Swinging Kenyan Rebels Predicted

Swinging Kenyan Rebels Predicted


Not sure if it was the British or Kenyan rebels who were listening to rock ‘n roll or whether a Royal Air Force officer later to become the UK’s most famous weatherman was the scribe, but a near half-century old document just discovered sheds fascinating new light on Kenya’s independence struggle.

The “Jack Scott List” was just discovered in a musty old cabinet in Kenya’s National Museum. The secret List revealed the names of Kenya’s rebel leaders plus a lot more.

Coming from the 1950s that can mean only one of two things: it derogatorily linked Kenyan rebels to what proper British most despised: Rock ‘n Roll. Or it was compiled by a Royal Air Force pilot who found himself briefly in Kenya who later became Britain’s most famous weatherman.

Since predicting weather remains as exciting as hibernating wood chucks, I will make the unilateral determination that Jomo Kenyatta and Pio Pinto were swingers!

The list was in an old cabinet transported from Lamu in 1981 but never opened until last month. The drawers housed the confidential files of the curator of a Lamu prison where freedom fighters were incarcerated in the 1950s.

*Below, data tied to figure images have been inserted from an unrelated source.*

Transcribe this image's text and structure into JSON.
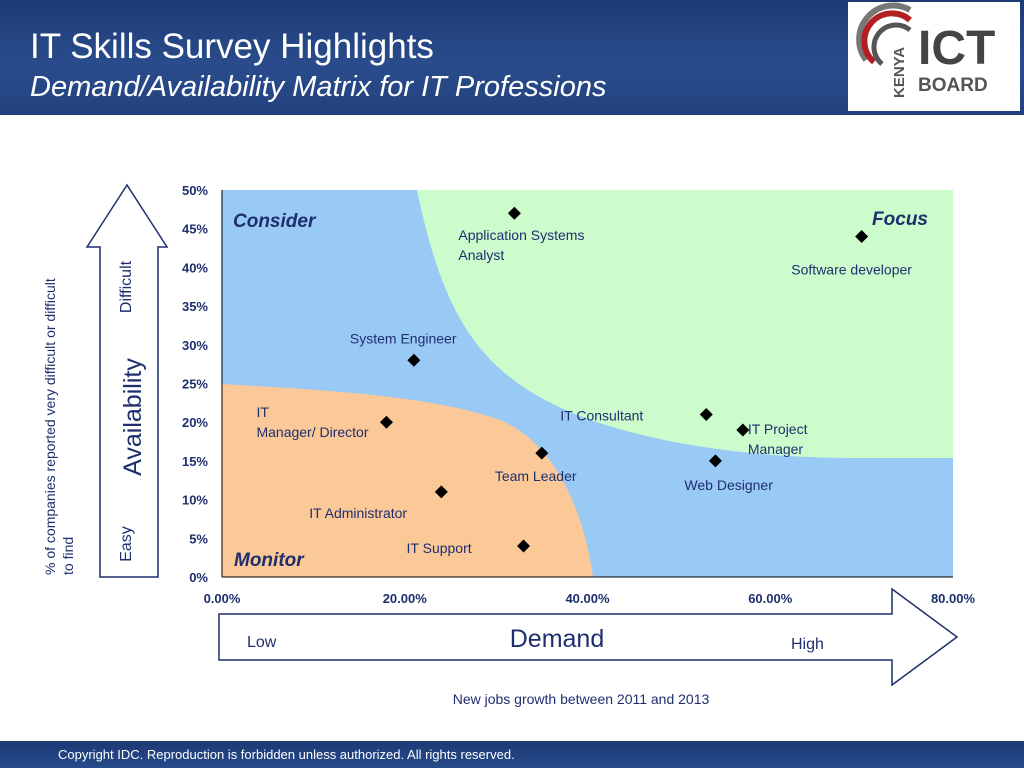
{
  "header": {
    "title": "IT Skills Survey Highlights",
    "subtitle": "Demand/Availability Matrix for IT Professions"
  },
  "logo": {
    "top_text": "KENYA",
    "word1": "ICT",
    "word2": "BOARD"
  },
  "footer": {
    "copyright": "Copyright IDC. Reproduction is forbidden unless authorized. All rights reserved."
  },
  "colors": {
    "header_bg": "#22427e",
    "consider": "#99c9f5",
    "focus": "#ccfbcc",
    "monitor": "#fbc898",
    "marker": "#000000",
    "label": "#1f2f6e"
  },
  "chart_data": {
    "type": "scatter",
    "xlim": [
      0,
      0.8
    ],
    "ylim": [
      0,
      0.5
    ],
    "x_ticks": [
      "0.00%",
      "20.00%",
      "40.00%",
      "60.00%",
      "80.00%"
    ],
    "y_ticks": [
      "0%",
      "5%",
      "10%",
      "15%",
      "20%",
      "25%",
      "30%",
      "35%",
      "40%",
      "45%",
      "50%"
    ],
    "xlabel": "New jobs growth between 2011 and 2013",
    "ylabel": "% of companies reported very difficult or difficult to find",
    "regions": [
      {
        "name": "Consider",
        "color": "#99c9f5"
      },
      {
        "name": "Focus",
        "color": "#ccfbcc"
      },
      {
        "name": "Monitor",
        "color": "#fbc898"
      }
    ],
    "points": [
      {
        "label": "Application Systems Analyst",
        "x": 0.32,
        "y": 0.47
      },
      {
        "label": "Software developer",
        "x": 0.7,
        "y": 0.44
      },
      {
        "label": "System Engineer",
        "x": 0.21,
        "y": 0.28
      },
      {
        "label": "IT Manager/ Director",
        "x": 0.18,
        "y": 0.2
      },
      {
        "label": "IT Consultant",
        "x": 0.53,
        "y": 0.21
      },
      {
        "label": "IT Project Manager",
        "x": 0.57,
        "y": 0.19
      },
      {
        "label": "Team Leader",
        "x": 0.35,
        "y": 0.16
      },
      {
        "label": "Web Designer",
        "x": 0.54,
        "y": 0.15
      },
      {
        "label": "IT Administrator",
        "x": 0.24,
        "y": 0.11
      },
      {
        "label": "IT Support",
        "x": 0.33,
        "y": 0.04
      }
    ],
    "grid": false
  },
  "availability_arrow": {
    "title": "Availability",
    "high": "Difficult",
    "low": "Easy"
  },
  "demand_arrow": {
    "title": "Demand",
    "low": "Low",
    "high": "High"
  }
}
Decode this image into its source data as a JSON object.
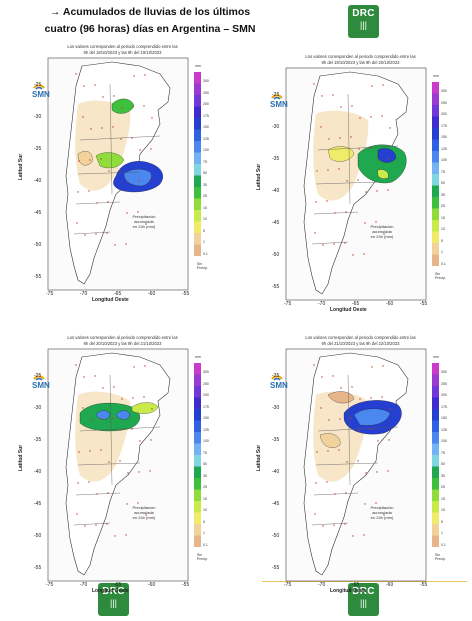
{
  "header": {
    "title_line1": "→ Acumulados de lluvias de los últimos",
    "title_line2": "cuatro (96 horas) días en Argentina – SMN"
  },
  "badge": {
    "text": "DRC",
    "icon": "bars-icon"
  },
  "colors": {
    "brand_green": "#2e8b3d"
  },
  "map_common": {
    "logo_text": "SMN",
    "y_axis_label": "Latitud Sur",
    "x_axis_label": "Longitud Oeste",
    "x_ticks": [
      "-75",
      "-70",
      "-65",
      "-60",
      "-55"
    ],
    "y_ticks": [
      "-25",
      "-30",
      "-35",
      "-40",
      "-45",
      "-50",
      "-55"
    ],
    "legend_unit": "mm",
    "legend_values": [
      "300",
      "250",
      "200",
      "175",
      "150",
      "125",
      "100",
      "75",
      "50",
      "35",
      "25",
      "15",
      "10",
      "5",
      "1",
      "0.1"
    ],
    "legend_colors": [
      "#c93cc9",
      "#9a3ad0",
      "#7038d8",
      "#3f2ccc",
      "#2540d0",
      "#2f62e2",
      "#4a88ef",
      "#74b2f5",
      "#7ed7e0",
      "#1fa84f",
      "#3dc03d",
      "#8fdc3a",
      "#c8ea4a",
      "#f0ec6a",
      "#f1d29a",
      "#e7b58a"
    ],
    "no_precip_label": "Sin Precip.",
    "accum_label_1": "Precipitación acumulada",
    "accum_label_2": "en 24h (mm)"
  },
  "maps": [
    {
      "caption_1": "Los valores corresponden al periodo comprendido entre las",
      "caption_2": "9h del 18/10/2023 y las 9h del 19/10/2023"
    },
    {
      "caption_1": "Los valores corresponden al periodo comprendido entre las",
      "caption_2": "9h del 19/10/2023 y las 9h del 20/10/2023"
    },
    {
      "caption_1": "Los valores corresponden al periodo comprendido entre las",
      "caption_2": "9h del 20/10/2023 y las 9h del 21/10/2023"
    },
    {
      "caption_1": "Los valores corresponden al periodo comprendido entre las",
      "caption_2": "9h del 21/10/2023 y las 9h del 22/10/2023"
    }
  ]
}
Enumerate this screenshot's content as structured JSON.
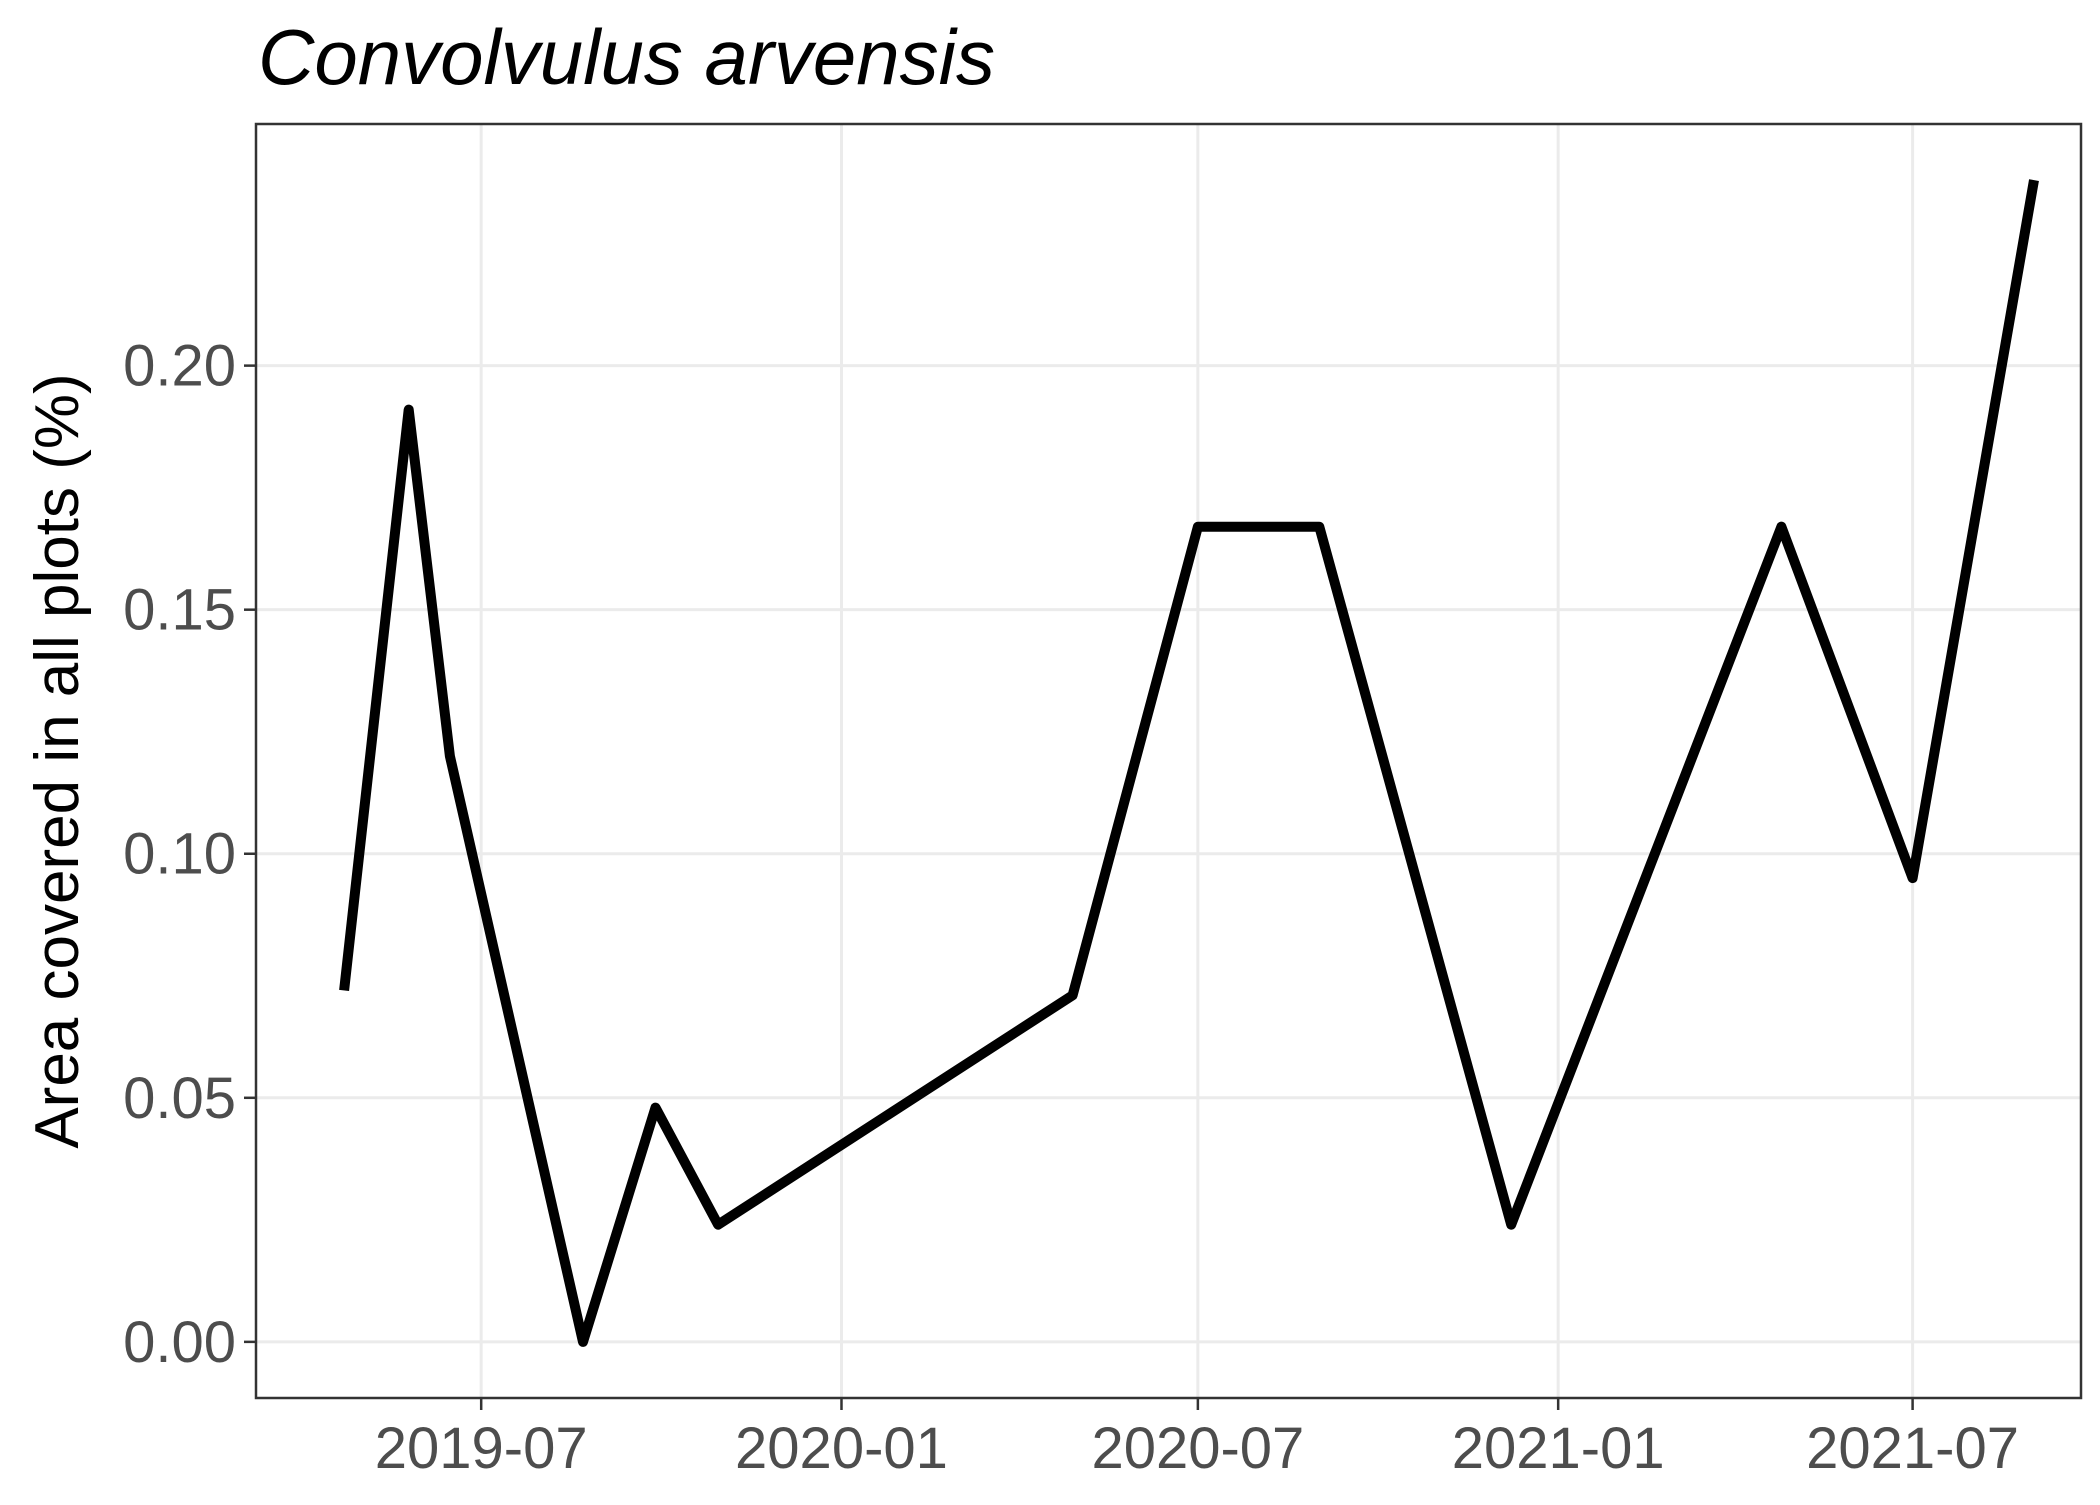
{
  "chart_data": {
    "type": "line",
    "title": "Convolvulus arvensis",
    "xlabel": "",
    "ylabel": "Area covered in all plots (%)",
    "x_type": "date",
    "xlim": [
      "2019-03-08",
      "2021-09-25"
    ],
    "ylim": [
      -0.0115,
      0.2495
    ],
    "x_ticks": [
      "2019-07-01",
      "2020-01-01",
      "2020-07-01",
      "2021-01-01",
      "2021-07-01"
    ],
    "x_tick_labels": [
      "2019-07",
      "2020-01",
      "2020-07",
      "2021-01",
      "2021-07"
    ],
    "y_ticks": [
      0.0,
      0.05,
      0.1,
      0.15,
      0.2
    ],
    "y_tick_labels": [
      "0.00",
      "0.05",
      "0.10",
      "0.15",
      "0.20"
    ],
    "grid": true,
    "legend": "none",
    "line_color": "#000000",
    "series": [
      {
        "x": [
          "2019-04-22",
          "2019-05-25",
          "2019-06-15",
          "2019-08-22",
          "2019-09-28",
          "2019-10-30",
          "2020-04-28",
          "2020-07-01",
          "2020-09-01",
          "2020-12-08",
          "2021-04-25",
          "2021-07-01",
          "2021-09-01"
        ],
        "values": [
          0.072,
          0.191,
          0.12,
          0.0,
          0.048,
          0.024,
          0.071,
          0.167,
          0.167,
          0.024,
          0.167,
          0.095,
          0.238
        ]
      }
    ]
  }
}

No xerox machines in those days in Kenya. These are originals.

Crisp, some moldy, ready to disintegrate into dust, they tell fabulous stories. And the question immediately comes to the fore: why from here? Lamu is an ocean island near the border of Kenya and Somalia. It was far from the bit of fighting that was occurring in central Kenya.

Careful investigation of the documents has only just begun, but we can surmise that Lamu would make the perfect place not only to house secret war documents, but as already known, some of Kenya’s most prominent rebel leaders.

The Brits correctly understood in those days of poor communication that removing the leaders as far away from the action was the most effective imprisonment. Jomo Kenyatta, later to become Kenya’s first president, for example was held for a long time in a prison in Kenya’s far northern deserts.

Kenya is waiting on pins and needles to see what the documents reveal about the British that isn’t already known.

Recent pride in the economy and new constitution has provoked in my opinion a new nationalism. For example, a coalition of local leaders in southern Kenya has just announced plans to sue the British
for forced relocation of their relatives and confiscation of their land in the 1950s to form Tsavo National Park.

“The [Jack Scott] files are a real treasure as they explain in detail how the detainees were treated,” says Athman Hussein of the National Museums of Kenya without yet revealing the details.

Museum officials have, however, revealed the story of Pio Gama Pinto, an Indian who later became an important political advisor to Oginga Odinga, Kenya’s first vice-president and father of the current prime minister.

Pinto was one of a number of Asians deeply involved in the independence struggle, something many Kenyans still refuse to concede. The Jack Scott List papers describe how Pinto refused Brit “efforts to turn him over” to their cause as a spy.

But museum officials have not yet explained exactly what these efforts were: i.e., was Pinto tortured or just bribed?

The List papers reveal that the Brits were concerned about local Kenyan women, many of them also Asian from the coast. It describes in detail how a rebel, Said Mgunga, was organizing women and women’s demonstrations in the coast that were attracting British scorn.

Another woman rebel, Sarah Sarai, drew extraordinary infective from the Brit author of the List. She was described as “a close associate of the worst criminal elements on record…She is, fanatically anti-European and anti-government and an extremely dangerous character. A powerful dictator … Seeks to use Kikuyu women as a buffer between Kikuyu violence and police authorities.”

Sarah Salai Thara Njomo, born in 1913, has long been a champion of Kenyan women but has never achieved the status that the List papers might now finally raise her to. She died in July, 2003, after a long career of activism that the British found despicable as much for its success as its gender.

“Even under torture, she refused to buy her freedom…and she almost died from the effects of torture and food poisoning at Kamiti [prison]” her 2003 eulogy explains.

It will take a long time to parse the poor handwriting and faded type of these old documents, and while many Kenyans today are criticizing their officials for having displayed “a lack of curiosity” in not having opened the cabinet before now, I say who cares?

Most treasures like this only increase with time.